The Most Fun You Can Have Dying
Director: Kirsten Marcon
Michael’s only option is an expensive treatment that raises his chance of survival to a dismal 10%, and his town manages to raise the money. But before attending the celebratory ceremony, Michael is told he must get in a wheelchair. “You don’t look … sick enough.” This bleak-but-ridiculous humour continues in Michael’s frequent check-ups. “Jellybeans?” the doctor offers after a particularly gritty prediction. The rare occasions you laugh in this film, you’ll laugh a lot.

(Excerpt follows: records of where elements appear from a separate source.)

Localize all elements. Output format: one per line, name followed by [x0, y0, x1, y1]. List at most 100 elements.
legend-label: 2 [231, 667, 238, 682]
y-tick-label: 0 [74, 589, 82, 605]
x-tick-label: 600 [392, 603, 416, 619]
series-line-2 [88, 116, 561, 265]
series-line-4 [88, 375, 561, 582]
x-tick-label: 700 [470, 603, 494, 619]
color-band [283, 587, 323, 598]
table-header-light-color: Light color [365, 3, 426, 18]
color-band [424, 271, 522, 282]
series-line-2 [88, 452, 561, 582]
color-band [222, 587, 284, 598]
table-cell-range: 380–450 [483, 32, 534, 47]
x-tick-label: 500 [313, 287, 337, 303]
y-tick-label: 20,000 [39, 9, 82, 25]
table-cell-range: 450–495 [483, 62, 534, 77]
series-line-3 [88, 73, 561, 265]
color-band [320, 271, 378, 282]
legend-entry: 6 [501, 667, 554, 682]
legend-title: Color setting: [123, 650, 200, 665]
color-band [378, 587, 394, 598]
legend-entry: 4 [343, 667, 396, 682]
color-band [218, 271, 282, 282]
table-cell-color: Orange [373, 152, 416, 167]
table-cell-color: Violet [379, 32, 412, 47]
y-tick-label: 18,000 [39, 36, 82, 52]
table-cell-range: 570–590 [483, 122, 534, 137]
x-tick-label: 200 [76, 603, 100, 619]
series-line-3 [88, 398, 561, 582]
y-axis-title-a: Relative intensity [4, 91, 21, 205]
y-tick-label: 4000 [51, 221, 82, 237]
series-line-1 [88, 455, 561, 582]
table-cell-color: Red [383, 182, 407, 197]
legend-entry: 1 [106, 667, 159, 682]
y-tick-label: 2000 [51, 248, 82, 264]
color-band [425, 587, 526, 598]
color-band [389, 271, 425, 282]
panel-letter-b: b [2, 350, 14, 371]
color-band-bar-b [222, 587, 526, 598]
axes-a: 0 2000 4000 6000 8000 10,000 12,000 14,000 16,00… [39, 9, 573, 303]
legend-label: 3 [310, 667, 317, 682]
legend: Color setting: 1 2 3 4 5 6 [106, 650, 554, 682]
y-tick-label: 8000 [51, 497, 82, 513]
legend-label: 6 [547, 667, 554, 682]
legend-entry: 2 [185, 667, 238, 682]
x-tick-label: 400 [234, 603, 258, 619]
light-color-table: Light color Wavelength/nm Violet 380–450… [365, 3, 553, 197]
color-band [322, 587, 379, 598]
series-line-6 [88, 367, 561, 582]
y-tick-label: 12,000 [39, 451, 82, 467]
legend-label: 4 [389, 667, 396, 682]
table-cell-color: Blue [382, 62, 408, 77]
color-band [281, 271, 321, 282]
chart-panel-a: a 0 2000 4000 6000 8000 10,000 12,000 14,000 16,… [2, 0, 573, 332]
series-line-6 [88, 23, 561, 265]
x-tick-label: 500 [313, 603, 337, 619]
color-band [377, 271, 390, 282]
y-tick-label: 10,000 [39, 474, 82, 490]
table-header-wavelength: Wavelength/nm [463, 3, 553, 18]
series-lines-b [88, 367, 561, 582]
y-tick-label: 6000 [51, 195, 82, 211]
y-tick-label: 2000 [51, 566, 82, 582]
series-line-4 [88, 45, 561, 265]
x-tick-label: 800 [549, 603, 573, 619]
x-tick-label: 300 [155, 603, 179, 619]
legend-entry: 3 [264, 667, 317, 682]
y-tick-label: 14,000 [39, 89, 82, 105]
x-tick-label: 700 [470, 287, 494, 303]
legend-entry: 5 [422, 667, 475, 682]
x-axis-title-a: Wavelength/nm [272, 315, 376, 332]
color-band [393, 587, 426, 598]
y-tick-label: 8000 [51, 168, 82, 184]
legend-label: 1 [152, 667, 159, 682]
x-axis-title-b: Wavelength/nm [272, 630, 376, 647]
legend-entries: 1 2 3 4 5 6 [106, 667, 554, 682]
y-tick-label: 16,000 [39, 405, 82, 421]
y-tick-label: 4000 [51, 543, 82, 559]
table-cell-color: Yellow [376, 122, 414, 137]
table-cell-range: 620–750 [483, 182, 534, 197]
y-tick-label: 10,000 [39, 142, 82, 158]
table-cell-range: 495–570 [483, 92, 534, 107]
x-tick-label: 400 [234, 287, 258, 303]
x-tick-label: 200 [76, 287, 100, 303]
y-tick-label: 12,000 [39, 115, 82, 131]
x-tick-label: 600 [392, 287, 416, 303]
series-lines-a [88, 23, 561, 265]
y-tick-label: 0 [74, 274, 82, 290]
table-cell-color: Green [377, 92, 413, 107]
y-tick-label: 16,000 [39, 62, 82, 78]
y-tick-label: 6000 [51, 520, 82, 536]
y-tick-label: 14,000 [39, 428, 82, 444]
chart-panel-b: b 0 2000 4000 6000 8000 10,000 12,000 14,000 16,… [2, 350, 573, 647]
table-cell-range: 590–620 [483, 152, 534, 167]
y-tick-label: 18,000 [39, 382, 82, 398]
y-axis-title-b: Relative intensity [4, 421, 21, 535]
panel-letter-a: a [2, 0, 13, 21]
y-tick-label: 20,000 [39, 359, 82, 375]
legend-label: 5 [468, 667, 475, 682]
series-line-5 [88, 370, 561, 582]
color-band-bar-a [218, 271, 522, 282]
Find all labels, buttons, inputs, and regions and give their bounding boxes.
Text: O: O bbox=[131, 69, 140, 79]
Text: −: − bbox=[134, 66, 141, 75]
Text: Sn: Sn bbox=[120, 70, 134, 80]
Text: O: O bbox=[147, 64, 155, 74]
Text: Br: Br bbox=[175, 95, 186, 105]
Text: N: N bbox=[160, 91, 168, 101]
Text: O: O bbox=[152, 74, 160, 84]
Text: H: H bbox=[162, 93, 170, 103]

Eventually Michael, reeling from an ongoing bender that began after his diagnosis, casts his weakening morality to the wind. He steals his treatment money and secretly hightails it to Europe, leaving his loved ones in the dark. Abroad, he adopts an increasingly wild lifestyle. One night, he is beaten unconscious in an alleyway and awakes to the sight of the appealingly accented Sylvie (Roxane Mesquida), whose madcap behaviour attracts him. They grow closer, but as they do, they uncover several angsty wounds, and not just Michael’s.
Whelan’s edgy ennui is an about-turn from the ungainly dork he played in his last major film. I’d almost simperingly call him a star in the making. As events worsen onscreen, you’ll be unable to turn away. However, you might feel you’re sadistically watching a spectacular car-crash of a life, rather than going along with Michael for the ride. Dying is a very difficult topic to convey with sincerity and depth, and sometimes the film just seems to be ticking boxes: Despair, angst, more despair, check, check, check.
But Marcon hits all her targets very gracefully, and this is a local film you can proudly take your American and British friends to see.